Bu durumda 2 dönem çalışmanın birleştirilerek değerlendirilmesi gerekir.
Mahkemece 2. dönem çalışmasından kaynaklanan ulusal bayram genel tatil alacağı bulunduğu kabul edildiğine göre davacının 2. dönem sonunda verdiği istifa dilekçesinin haklı nedenle fesih iradesini taşıdığının kabulü ile 2 dönem toplam çalışmasına göre ve bu dönem çalışmada yapılan kıdem tazminatı ödemesi avans niteliğinde kabul edilerek davacının alacaklarının hesaplanması gerektiği halde yazılı şekilde karar verilmesi hatalıdır.
3- Tır şoförünün yurt dışında olduğu sırada bayram ve genel tatil günlerinde çalıştığının yazılı delil veya tanık beyanları ile ispatı mümkündür. Tanık beyanları ile kanıtlanan bu tür çalışmalarda pasaport ve benzeri yurda giriş çıkış kayıtları üzerinden inceleme yapılmalı ve işçinin yurt dışında olduğu süreye rastlayan bayram ve genel tatil günleri için hesaplamaya gidilmelidir (Yargıtay 9.H.D. 11.04.2013 gün, 2011/ 5273 E, 2013/ 11883 K.; Yargıtay 9.H.D. 24.01.2013 gün, 2010/ 39272 E, 2013/ 2778 K.).
Somut olayda davacı,uluslararası tır şoförü olarak çalışmıştır ve dosyada davacıya ait yurda giriş çıkış kayıtları mevcuttur.

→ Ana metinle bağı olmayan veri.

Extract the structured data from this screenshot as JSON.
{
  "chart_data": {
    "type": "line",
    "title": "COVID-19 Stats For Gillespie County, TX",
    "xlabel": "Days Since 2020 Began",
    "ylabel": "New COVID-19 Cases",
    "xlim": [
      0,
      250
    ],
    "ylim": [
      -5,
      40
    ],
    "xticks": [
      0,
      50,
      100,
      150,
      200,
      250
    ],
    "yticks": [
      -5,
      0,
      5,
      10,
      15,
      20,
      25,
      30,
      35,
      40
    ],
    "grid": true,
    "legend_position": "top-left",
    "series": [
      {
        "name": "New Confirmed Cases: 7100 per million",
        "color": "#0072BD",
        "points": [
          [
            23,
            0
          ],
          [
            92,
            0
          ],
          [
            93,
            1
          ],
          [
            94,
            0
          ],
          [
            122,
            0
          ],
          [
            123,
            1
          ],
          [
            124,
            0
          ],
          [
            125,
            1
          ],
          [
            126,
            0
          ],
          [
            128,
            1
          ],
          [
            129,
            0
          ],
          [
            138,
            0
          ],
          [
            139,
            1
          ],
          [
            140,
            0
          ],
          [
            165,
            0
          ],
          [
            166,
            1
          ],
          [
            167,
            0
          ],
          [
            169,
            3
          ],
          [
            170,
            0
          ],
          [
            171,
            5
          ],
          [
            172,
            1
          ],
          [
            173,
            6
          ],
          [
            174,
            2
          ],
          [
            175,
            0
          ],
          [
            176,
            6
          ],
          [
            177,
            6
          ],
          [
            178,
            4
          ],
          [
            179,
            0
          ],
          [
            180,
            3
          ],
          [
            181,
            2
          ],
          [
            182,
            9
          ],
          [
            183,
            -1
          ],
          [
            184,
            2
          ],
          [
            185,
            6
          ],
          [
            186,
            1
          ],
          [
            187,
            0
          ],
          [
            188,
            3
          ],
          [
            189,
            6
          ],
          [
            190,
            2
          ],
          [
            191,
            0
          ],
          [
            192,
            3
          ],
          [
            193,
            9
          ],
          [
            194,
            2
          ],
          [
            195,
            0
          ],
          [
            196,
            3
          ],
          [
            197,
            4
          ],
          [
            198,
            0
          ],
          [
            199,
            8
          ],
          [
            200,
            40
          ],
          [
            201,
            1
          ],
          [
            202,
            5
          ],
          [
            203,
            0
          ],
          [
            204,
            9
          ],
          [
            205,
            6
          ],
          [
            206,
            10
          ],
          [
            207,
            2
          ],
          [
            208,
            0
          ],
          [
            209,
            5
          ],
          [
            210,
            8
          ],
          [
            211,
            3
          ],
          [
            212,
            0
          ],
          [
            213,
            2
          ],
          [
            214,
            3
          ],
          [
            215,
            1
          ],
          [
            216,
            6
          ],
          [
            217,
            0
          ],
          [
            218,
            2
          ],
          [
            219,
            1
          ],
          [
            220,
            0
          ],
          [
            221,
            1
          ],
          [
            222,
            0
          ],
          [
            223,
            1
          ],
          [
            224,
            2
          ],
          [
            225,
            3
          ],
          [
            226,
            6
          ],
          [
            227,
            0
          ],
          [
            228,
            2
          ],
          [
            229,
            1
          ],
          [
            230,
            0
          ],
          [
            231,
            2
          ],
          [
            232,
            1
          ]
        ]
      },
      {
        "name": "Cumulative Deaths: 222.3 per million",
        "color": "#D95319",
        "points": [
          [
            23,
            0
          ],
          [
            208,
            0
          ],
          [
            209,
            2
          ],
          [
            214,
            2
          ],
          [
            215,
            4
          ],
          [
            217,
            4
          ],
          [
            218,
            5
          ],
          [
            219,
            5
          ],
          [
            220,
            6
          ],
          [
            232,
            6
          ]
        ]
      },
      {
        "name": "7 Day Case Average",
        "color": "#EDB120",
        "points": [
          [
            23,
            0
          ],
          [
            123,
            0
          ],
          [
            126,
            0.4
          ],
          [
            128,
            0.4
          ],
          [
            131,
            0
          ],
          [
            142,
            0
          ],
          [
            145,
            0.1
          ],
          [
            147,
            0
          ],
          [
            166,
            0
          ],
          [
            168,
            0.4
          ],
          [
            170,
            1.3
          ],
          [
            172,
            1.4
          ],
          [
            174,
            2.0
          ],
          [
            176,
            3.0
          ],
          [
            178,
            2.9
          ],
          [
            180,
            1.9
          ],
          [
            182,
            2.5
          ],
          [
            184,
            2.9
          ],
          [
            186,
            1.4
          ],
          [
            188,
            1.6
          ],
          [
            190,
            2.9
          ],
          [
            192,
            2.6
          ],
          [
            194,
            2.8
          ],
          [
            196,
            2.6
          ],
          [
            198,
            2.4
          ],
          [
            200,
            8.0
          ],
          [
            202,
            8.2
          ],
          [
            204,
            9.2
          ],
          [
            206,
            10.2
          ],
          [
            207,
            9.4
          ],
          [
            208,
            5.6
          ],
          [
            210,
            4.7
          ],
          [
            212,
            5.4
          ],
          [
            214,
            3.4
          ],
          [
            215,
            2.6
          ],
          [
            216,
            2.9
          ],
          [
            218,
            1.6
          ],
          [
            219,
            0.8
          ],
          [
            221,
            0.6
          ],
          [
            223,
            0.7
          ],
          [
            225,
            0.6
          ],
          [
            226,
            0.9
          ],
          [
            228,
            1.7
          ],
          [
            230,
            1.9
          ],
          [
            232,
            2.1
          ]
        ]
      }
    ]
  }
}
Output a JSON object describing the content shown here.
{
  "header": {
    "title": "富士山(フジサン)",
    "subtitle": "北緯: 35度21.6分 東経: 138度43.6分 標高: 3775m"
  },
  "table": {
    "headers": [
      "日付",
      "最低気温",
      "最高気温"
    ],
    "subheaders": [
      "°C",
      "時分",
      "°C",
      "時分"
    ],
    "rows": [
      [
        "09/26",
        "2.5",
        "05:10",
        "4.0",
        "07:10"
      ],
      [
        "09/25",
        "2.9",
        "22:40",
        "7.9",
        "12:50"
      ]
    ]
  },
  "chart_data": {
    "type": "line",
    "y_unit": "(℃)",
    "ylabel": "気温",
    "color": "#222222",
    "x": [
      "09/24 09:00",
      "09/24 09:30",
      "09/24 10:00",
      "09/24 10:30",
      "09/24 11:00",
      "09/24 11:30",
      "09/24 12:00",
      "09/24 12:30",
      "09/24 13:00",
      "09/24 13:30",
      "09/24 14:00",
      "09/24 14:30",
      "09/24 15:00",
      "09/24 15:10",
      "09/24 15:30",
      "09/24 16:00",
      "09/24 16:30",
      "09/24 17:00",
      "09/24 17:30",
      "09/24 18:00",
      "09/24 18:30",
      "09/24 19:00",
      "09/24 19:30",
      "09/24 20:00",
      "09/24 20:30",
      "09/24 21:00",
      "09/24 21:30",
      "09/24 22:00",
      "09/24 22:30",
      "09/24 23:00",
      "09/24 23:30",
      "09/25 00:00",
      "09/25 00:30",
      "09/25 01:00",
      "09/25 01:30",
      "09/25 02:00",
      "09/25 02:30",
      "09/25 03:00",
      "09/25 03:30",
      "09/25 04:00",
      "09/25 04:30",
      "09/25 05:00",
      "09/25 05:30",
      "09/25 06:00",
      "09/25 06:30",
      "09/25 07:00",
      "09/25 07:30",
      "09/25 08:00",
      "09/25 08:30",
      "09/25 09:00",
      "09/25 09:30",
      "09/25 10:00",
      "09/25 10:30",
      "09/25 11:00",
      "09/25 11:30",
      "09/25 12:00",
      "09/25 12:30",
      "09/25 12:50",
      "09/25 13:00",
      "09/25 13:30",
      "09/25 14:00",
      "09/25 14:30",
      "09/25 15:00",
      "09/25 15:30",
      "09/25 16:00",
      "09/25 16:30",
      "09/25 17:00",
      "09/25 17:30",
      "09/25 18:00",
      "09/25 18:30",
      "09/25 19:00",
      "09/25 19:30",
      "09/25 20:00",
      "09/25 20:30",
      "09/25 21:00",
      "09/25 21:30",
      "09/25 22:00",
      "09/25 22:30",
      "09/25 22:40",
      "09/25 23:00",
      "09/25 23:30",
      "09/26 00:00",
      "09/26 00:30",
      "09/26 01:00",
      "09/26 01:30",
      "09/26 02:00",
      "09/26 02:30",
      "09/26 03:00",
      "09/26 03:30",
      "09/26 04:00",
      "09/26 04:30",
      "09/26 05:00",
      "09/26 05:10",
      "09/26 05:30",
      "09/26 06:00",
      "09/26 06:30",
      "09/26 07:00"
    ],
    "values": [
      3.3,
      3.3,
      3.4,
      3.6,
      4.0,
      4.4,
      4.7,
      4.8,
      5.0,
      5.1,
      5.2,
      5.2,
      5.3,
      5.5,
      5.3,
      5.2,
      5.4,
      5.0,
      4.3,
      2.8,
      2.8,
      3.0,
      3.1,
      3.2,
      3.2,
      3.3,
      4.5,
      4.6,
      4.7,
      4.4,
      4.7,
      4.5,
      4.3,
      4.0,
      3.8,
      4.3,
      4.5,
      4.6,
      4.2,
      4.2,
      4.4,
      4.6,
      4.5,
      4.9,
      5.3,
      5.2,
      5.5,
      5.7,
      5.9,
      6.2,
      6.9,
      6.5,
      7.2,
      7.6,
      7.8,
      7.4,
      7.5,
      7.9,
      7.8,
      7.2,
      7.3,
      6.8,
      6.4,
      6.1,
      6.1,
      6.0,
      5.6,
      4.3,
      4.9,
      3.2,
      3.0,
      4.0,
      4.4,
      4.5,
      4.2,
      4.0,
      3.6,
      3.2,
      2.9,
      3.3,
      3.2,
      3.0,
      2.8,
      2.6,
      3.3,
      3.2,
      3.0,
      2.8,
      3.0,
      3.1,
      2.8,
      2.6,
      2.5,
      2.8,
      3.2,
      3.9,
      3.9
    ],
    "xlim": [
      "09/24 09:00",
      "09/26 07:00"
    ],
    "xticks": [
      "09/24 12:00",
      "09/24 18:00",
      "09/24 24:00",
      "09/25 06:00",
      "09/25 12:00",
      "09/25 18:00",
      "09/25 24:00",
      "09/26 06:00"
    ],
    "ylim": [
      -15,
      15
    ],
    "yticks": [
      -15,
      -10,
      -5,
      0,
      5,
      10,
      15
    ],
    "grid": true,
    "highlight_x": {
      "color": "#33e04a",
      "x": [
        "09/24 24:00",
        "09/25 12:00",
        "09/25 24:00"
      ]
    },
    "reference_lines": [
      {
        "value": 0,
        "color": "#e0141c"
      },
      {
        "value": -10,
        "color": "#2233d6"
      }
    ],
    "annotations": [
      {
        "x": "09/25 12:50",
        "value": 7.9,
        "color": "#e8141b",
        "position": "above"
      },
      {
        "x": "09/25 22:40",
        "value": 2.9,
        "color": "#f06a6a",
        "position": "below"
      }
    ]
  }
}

Mahkemece bu yurda giriş çıkış kayıtları dikkate alınarak davacı işçinin yurtdışında olduğu süreye rastlayan bayram ve genel tatil günleri için hesaplamaya gidilmesi gerekirken sırf tanık beyanları ile ulusal bayram genel tatil günlerinin hepsinde çalıştığının kabulü ile genel tatil alacağına hükmedilmesi hatalı olup hükmün bozulması gerekmiştir.
F) Sonuç:
Temyiz olunan kararın, yukarıda yazılı sebeplerden dolayı BOZULMASINA, peşin alınan temyiz harcının istek halinde ilgiliye iadesine 25.12.2013 tarihinde oy birliğiyle karar verildi.